Maybe that last part is an over share.
So it is with the police scanner. I can sit and listen to the seamy underbelly of my city, without actually being there. I can be on scene without being on site. It is the best of both worlds - satisfying my morbid curiosity for the daily suffering that comes with the human condition, and siting placidly at my desk, working.
At various times in my life, I have been a devotee of certain daytime teleplays, but none are as intriguing as reality. Even in my little mid-western city, there is reliably a fire, traffic accident, theft, domestic dispute, hit-and-run, or someone just actin' the fool each and every day. And I'm not even talking about listening after the sun goes down! This is at 2:00 in the afternoon! The men and women who work as first responders truly have my respect. The ones that do it at night, have my cautious sidelong glance, for they must be crazy.
My imagination makes the voices I hear look like dashing Hollywood types straight out of central casting, with improbably arranged soot on their face and impossibly gleaming teeth as they walk triumphantly in a slow-motion stride, from the burnt out remains of a warehouse. The look on their faces a studied and practiced mixture of exhaustion and elation that only adrenaline can provide. You just know they will go home to their also incredibly blemish-free wives who will greet them with a single-lipped kiss that lingers just long enough for 2.5 perfect children to come happily around the corner shouting "daddy, daddy!".

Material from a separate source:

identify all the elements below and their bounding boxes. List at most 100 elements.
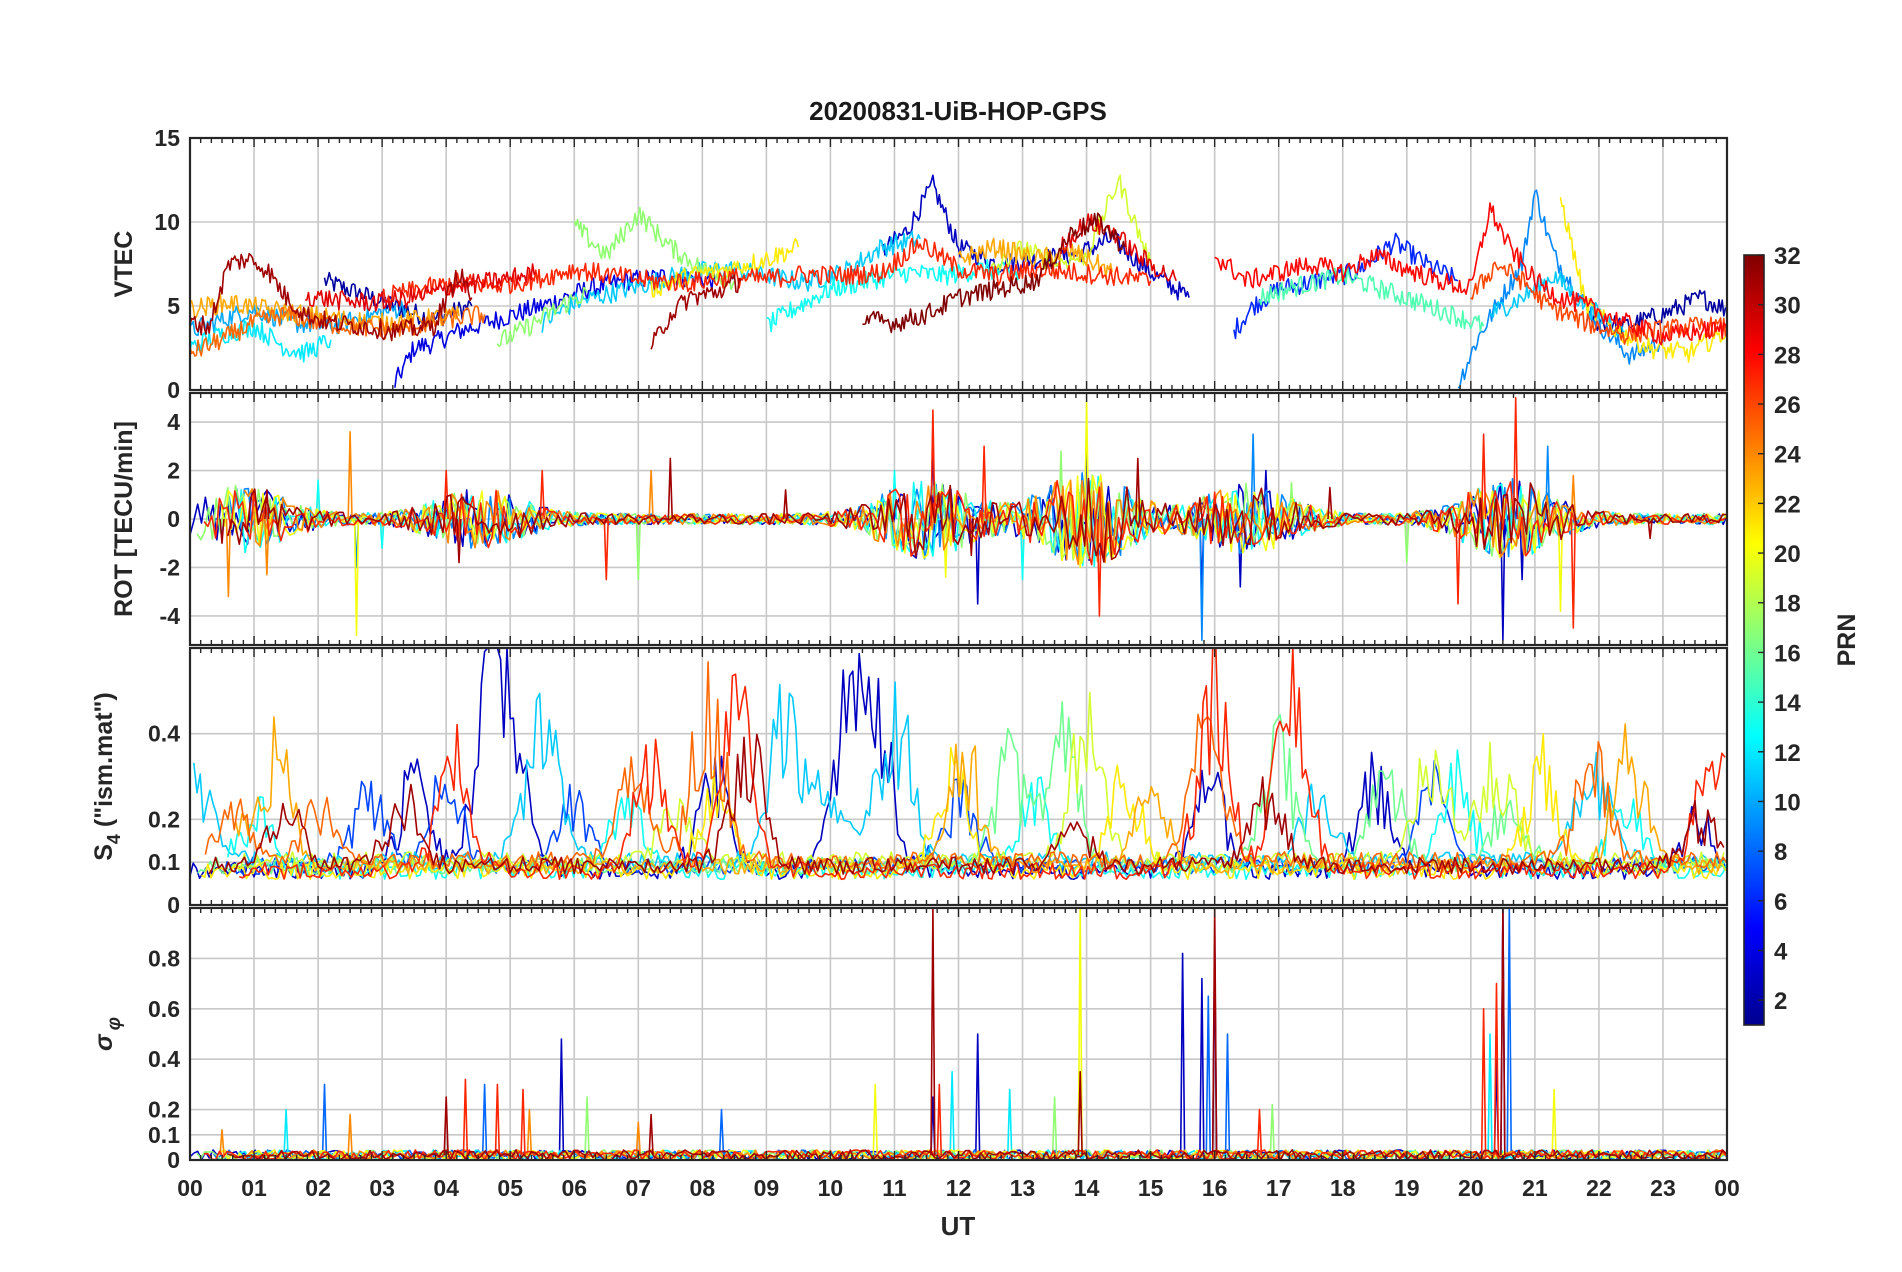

Over the radio, or at least the iPhone app that stands in for the radio, I tend to see a romanticized view of the drama unfolding. All the bad guys are really, really bad and the good guys are Dudley Doright. The good guys win, the bad guys get what they deserve and old ladies sleep well at night with their biggest worry being finding enough time to tend to their prize-winning begonias.
But it isn't that way, is it? As I listen, there is a man who hit another car and ran who is now out on the streets calculating his next move. Did he run because he is a coward? Does he have insurance? Is he wanted? Is rushing to the hospital to say goodbye to a loved one for the last time?
And what about the man in his early twenties who just stole something from a store? Is he being initiated in a gang? Is he a misanthrope who is just acting out? Did he lose his job and is desperate for money to eat, or a place to stay?
In life, it is never so cut and dry. The good guys get hurt or killed putting out the fire at the meth lab and the bad guys get away. Good people make bad mistakes. The least among us pay inordinately high prices for merely being indigent and desperate.
And this is why I choose to think of every cop being Erik Estrada and every fireman John Wayne. Each EMT is a young, good looking idealist, working and scrapping their way through the big bad world, but making it just the same. The old lady that just had a medical episode and crashed on the highway is going to fine. In fact, she will be able to see her grand child in the school musical tonight.
And people call me a cynic. Really, I'm just a frustrated romantic.